C’est aussi entrer dans l’intimité d’une famille où règne la merveilleuse matriarche, Sido, pas dupe du tout de ce qu’invente son adolescente de fille pour « être plus grande que son âge ». Une famille où le père n’est pas du tout absent, au contraire. Sans oublier le frère qui revient parfois du collège.
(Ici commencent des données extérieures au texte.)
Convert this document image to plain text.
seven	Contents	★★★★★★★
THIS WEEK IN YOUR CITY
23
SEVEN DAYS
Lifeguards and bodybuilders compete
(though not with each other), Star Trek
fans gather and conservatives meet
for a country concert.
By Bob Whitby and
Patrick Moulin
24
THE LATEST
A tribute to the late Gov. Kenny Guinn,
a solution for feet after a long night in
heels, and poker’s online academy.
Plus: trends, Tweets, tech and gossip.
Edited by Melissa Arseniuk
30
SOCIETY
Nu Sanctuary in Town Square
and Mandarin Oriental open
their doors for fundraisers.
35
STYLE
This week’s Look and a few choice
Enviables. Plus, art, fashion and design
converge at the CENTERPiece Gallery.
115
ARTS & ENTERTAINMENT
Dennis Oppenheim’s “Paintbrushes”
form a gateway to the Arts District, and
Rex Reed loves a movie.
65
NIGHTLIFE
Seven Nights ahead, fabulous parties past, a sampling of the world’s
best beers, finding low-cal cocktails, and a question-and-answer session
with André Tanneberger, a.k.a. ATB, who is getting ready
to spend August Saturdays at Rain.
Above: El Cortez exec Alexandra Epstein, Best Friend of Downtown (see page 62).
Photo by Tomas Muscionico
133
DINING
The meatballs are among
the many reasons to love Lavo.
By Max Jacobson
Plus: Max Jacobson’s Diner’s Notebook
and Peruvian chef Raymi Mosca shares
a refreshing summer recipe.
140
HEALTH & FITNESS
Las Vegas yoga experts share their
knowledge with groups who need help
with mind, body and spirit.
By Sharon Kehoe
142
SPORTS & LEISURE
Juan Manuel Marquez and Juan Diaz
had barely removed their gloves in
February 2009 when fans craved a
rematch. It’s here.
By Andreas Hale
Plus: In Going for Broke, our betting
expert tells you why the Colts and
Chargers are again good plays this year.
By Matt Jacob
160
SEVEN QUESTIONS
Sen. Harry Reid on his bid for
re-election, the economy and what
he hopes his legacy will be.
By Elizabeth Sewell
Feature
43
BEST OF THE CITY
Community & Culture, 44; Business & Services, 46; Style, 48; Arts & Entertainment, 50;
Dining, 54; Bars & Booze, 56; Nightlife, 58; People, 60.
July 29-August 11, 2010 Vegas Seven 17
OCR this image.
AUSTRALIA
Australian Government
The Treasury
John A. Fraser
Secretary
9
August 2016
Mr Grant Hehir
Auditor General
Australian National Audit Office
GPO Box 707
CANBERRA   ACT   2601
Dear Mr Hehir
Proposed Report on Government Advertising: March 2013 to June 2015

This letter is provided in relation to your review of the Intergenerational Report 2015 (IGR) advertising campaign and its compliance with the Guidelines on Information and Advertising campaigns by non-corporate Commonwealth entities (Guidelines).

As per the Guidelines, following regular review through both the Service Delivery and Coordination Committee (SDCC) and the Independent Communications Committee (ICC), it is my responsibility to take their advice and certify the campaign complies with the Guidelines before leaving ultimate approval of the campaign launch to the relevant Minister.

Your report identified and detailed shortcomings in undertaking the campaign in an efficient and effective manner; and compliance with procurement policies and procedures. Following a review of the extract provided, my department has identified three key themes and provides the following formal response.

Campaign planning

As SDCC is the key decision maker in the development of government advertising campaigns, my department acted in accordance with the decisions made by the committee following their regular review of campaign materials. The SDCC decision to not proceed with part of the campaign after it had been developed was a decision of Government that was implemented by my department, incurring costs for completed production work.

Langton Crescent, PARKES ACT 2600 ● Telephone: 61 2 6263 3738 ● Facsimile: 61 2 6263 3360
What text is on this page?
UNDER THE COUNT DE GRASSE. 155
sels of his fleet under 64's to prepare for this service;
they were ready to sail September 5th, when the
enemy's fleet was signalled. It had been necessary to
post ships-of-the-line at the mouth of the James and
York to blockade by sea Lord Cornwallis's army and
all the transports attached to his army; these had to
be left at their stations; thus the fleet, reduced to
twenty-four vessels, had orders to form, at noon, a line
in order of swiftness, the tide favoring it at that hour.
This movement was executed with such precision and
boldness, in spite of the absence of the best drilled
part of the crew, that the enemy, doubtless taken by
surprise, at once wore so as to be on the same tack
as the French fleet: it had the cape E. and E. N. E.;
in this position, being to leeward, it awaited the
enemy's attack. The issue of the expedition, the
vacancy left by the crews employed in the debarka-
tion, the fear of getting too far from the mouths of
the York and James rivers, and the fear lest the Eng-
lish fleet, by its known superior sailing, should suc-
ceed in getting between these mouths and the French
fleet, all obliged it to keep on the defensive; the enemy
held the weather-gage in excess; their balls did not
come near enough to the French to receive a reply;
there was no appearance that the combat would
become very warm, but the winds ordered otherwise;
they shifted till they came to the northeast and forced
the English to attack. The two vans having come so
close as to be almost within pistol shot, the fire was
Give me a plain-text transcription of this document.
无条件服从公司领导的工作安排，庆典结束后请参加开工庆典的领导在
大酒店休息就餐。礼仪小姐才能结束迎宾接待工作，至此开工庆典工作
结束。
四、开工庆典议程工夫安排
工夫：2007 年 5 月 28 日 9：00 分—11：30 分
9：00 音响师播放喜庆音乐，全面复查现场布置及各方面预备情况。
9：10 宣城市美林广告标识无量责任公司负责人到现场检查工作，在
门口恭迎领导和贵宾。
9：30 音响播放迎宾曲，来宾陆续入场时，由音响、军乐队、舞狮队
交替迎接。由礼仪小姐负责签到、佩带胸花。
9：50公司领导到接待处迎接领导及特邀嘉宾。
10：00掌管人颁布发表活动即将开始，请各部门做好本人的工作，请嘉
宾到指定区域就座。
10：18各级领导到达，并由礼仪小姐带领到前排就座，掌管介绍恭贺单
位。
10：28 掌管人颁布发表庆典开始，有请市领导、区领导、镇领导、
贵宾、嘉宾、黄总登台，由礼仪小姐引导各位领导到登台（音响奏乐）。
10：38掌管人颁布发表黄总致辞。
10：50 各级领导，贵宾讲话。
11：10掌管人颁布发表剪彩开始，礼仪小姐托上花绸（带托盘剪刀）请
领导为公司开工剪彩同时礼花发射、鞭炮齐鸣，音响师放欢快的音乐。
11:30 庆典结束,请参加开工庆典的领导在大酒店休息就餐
En 35 nouvelles, courtes, qui sont autant de tableaux vivants, je vous propose de lire ce livre pour entrer, vous aussi, dans la poésie et l’humour de cette fantastique chroniqueuse.
J’ai pris le parti de n'écrire que quelques mots de certaines des nouvelles qui m’ont le plus plu, mais c’est non exhaustif, car elles sont toutes bien délicieuses à lire.

Toutes mettent en scène des éléments importants de la vie de la jeune Colette = le père, la mère, les chats, Colette enfant, les chiens et enfin, sa fille surnommée Bel-Gazou.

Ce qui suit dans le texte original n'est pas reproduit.